London software testing news UK


When testing is not objective

Posted in security testing,Software testing by testing in London on November 23, 2006

From TechWorld

What a coincidence, you say, that three groups of people decided to test the same products – anti-phishing toolbars – at the same time. None of it. Phishing is high on the hype-meter these days, and anti-phishing is a selling point for the two new browsers – Explorer 7 and Firefox 2. It makes good sense then to run these tests covering every product in the market.

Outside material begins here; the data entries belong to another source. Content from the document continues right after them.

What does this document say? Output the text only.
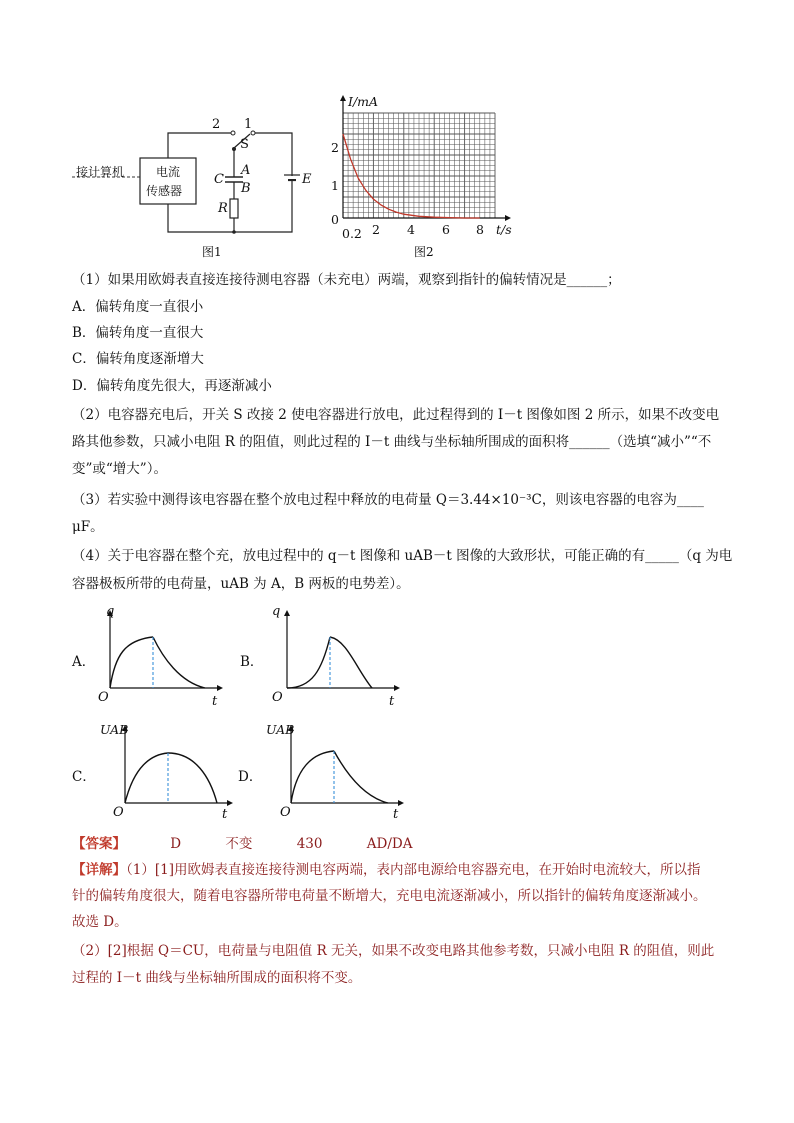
2 1
S
A
C
B
R
E
接计算机	电流
传感器
图1
I/mA
2
1
0
0.2 2 4 6 8 t/s
图2
（1）如果用欧姆表直接连接待测电容器（未充电）两端，观察到指针的偏转情况是______；
A．偏转角度一直很小
B．偏转角度一直很大
C．偏转角度逐渐增大
D．偏转角度先很大，再逐渐减小
（2）电容器充电后，开关 S 改接 2 使电容器进行放电，此过程得到的 I－t 图像如图 2 所示，如果不改变电
路其他参数，只减小电阻 R 的阻值，则此过程的 I－t 曲线与坐标轴所围成的面积将______（选填“减小”“不
变”或“增大”）。
（3）若实验中测得该电容器在整个放电过程中释放的电荷量 Q＝3.44×10⁻³C，则该电容器的电容为____
μF。
（4）关于电容器在整个充，放电过程中的 q－t 图像和 uAB－t 图像的大致形状，可能正确的有_____（q 为电
容器极板所带的电荷量，uAB 为 A，B 两板的电势差）。
A．
q
O	t
B．
q
O	t
C．
UAB
O	t
D．
UAB
O	t
【答案】	D	不变	430	AD/DA
【详解】（1）[1]用欧姆表直接连接待测电容两端，表内部电源给电容器充电，在开始时电流较大，所以指
针的偏转角度很大，随着电容器所带电荷量不断增大，充电电流逐渐减小，所以指针的偏转角度逐渐减小。
故选 D。
（2）[2]根据 Q＝CU，电荷量与电阻值 R 无关，如果不改变电路其他参考数，只减小电阻 R 的阻值，则此
过程的 I－t 曲线与坐标轴所围成的面积将不变。
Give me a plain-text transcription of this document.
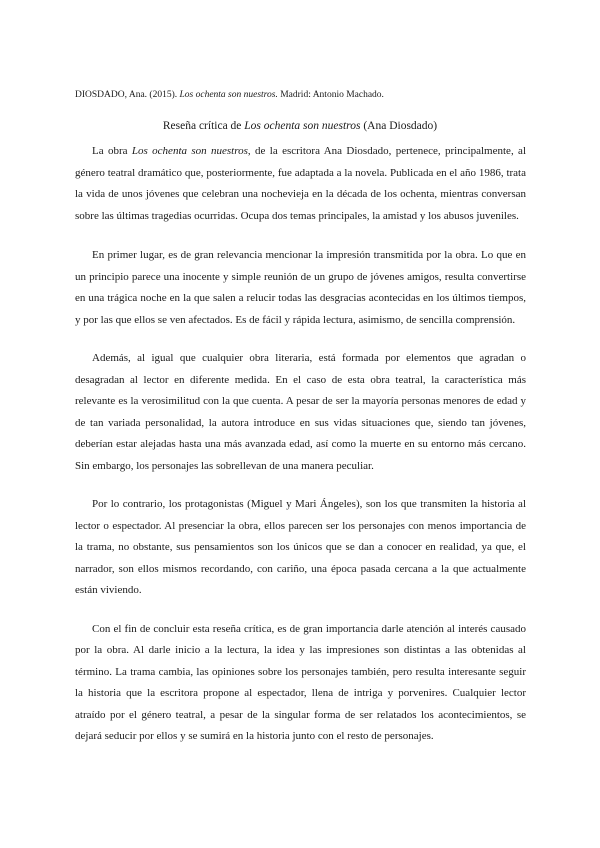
DIOSDADO, Ana. (2015). Los ochenta son nuestros. Madrid: Antonio Machado.
Reseña crítica de Los ochenta son nuestros (Ana Diosdado)

La obra Los ochenta son nuestros, de la escritora Ana Diosdado, pertenece, principalmente, al género teatral dramático que, posteriormente, fue adaptada a la novela. Publicada en el año 1986, trata la vida de unos jóvenes que celebran una nochevieja en la década de los ochenta, mientras conversan sobre las últimas tragedias ocurridas. Ocupa dos temas principales, la amistad y los abusos juveniles.

En primer lugar, es de gran relevancia mencionar la impresión transmitida por la obra. Lo que en un principio parece una inocente y simple reunión de un grupo de jóvenes amigos, resulta convertirse en una trágica noche en la que salen a relucir todas las desgracias acontecidas en los últimos tiempos, y por las que ellos se ven afectados. Es de fácil y rápida lectura, asimismo, de sencilla comprensión.

Además, al igual que cualquier obra literaria, está formada por elementos que agradan o desagradan al lector en diferente medida. En el caso de esta obra teatral, la característica más relevante es la verosimilitud con la que cuenta. A pesar de ser la mayoría personas menores de edad y de tan variada personalidad, la autora introduce en sus vidas situaciones que, siendo tan jóvenes, deberían estar alejadas hasta una más avanzada edad, así como la muerte en su entorno más cercano. Sin embargo, los personajes las sobrellevan de una manera peculiar.

Por lo contrario, los protagonistas (Miguel y Mari Ángeles), son los que transmiten la historia al lector o espectador. Al presenciar la obra, ellos parecen ser los personajes con menos importancia de la trama, no obstante, sus pensamientos son los únicos que se dan a conocer en realidad, ya que, el narrador, son ellos mismos recordando, con cariño, una época pasada cercana a la que actualmente están viviendo.

Con el fin de concluir esta reseña crítica, es de gran importancia darle atención al interés causado por la obra. Al darle inicio a la lectura, la idea y las impresiones son distintas a las obtenidas al término. La trama cambia, las opiniones sobre los personajes también, pero resulta interesante seguir la historia que la escritora propone al espectador, llena de intriga y porvenires. Cualquier lector atraído por el género teatral, a pesar de la singular forma de ser relatados los acontecimientos, se dejará seducir por ellos y se sumirá en la historia junto con el resto de personajes.
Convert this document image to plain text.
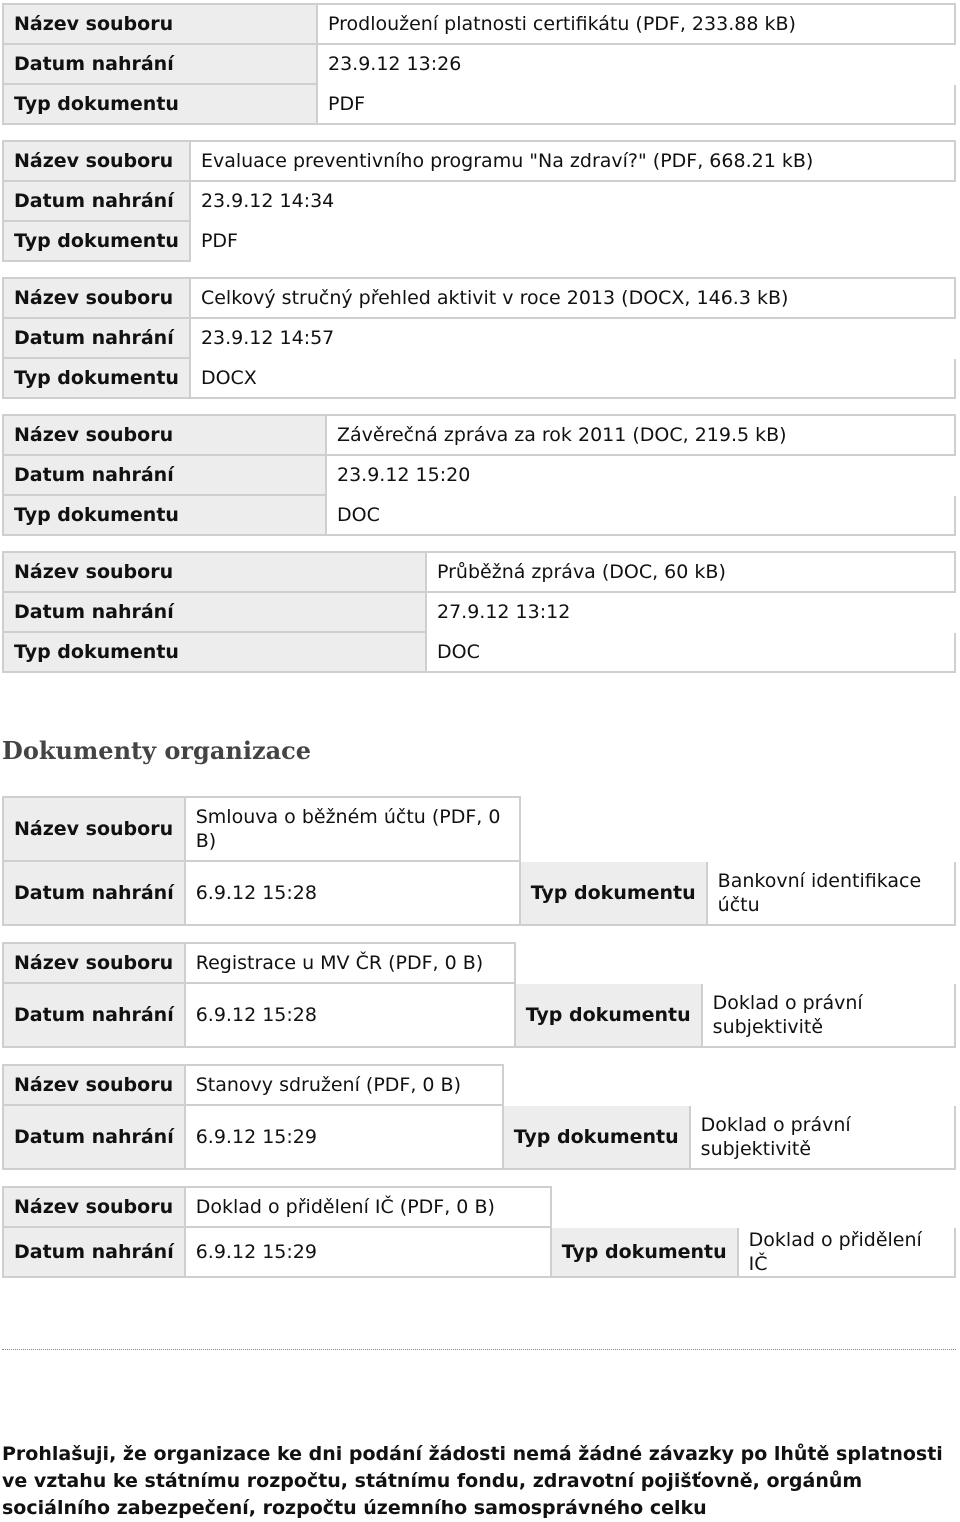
Název souboru	Prodloužení platnosti certifikátu (PDF, 233.88 kB)
Datum nahrání	23.9.12 13:26
Typ dokumentu	PDF
Název souboru	Evaluace preventivního programu "Na zdraví?" (PDF, 668.21 kB)
Datum nahrání	23.9.12 14:34
Typ dokumentu	PDF
Název souboru	Celkový stručný přehled aktivit v roce 2013 (DOCX, 146.3 kB)
Datum nahrání	23.9.12 14:57
Typ dokumentu	DOCX
Název souboru	Závěrečná zpráva za rok 2011 (DOC, 219.5 kB)
Datum nahrání	23.9.12 15:20
Typ dokumentu	DOC
Název souboru	Průběžná zpráva (DOC, 60 kB)
Datum nahrání	27.9.12 13:12
Typ dokumentu	DOC
Dokumenty organizace
Název souboru	Smlouva o běžném účtu (PDF, 0 B)		
Datum nahrání	6.9.12 15:28	Typ dokumentu	Bankovní identifikace účtu
Název souboru	Registrace u MV ČR (PDF, 0 B)		
Datum nahrání	6.9.12 15:28	Typ dokumentu	Doklad o právní subjektivitě
Název souboru	Stanovy sdružení (PDF, 0 B)		
Datum nahrání	6.9.12 15:29	Typ dokumentu	Doklad o právní subjektivitě
Název souboru	Doklad o přidělení IČ (PDF, 0 B)		
Datum nahrání	6.9.12 15:29	Typ dokumentu	Doklad o přidělení IČ

Prohlašuji, že organizace ke dni podání žádosti nemá žádné závazky po lhůtě splatnosti ve vztahu ke státnímu rozpočtu, státnímu fondu, zdravotní pojišťovně, orgánům sociálního zabezpečení, rozpočtu územního samosprávného celku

And that is what one group did. Carnegie Mellon University in Pittsburgh tested all the main products and came to an extremely important conclusion: none of them were particularly good and they were all much of a muchness.

Compare that to the conclusion drawn by 3Sharp in its tests however. It concluded that there was a winner. One that was better than the others. And it was Microsoft’s Internet Explorer.

There was also a winner in SmartWare’s tests. It wanted to make sure you knew that you are best protected from scam websites by Firefox. Firefox is best. Use Firefox.

It will come as no surprise to anyone that has worked in the IT press for long enough that the first survey was independent and that the second two were “sponsored surveys”. Sponsored by who? Why, by Microsoft and Mozilla respectively, of course.

The audacity of companies in trying to pull this sort of cheap manipulation is staggering, and it is getting worse as time goes on. There is now some bland kind of acceptance that such surveys, even though they are sponsored by the company that always “wins”, are still valid.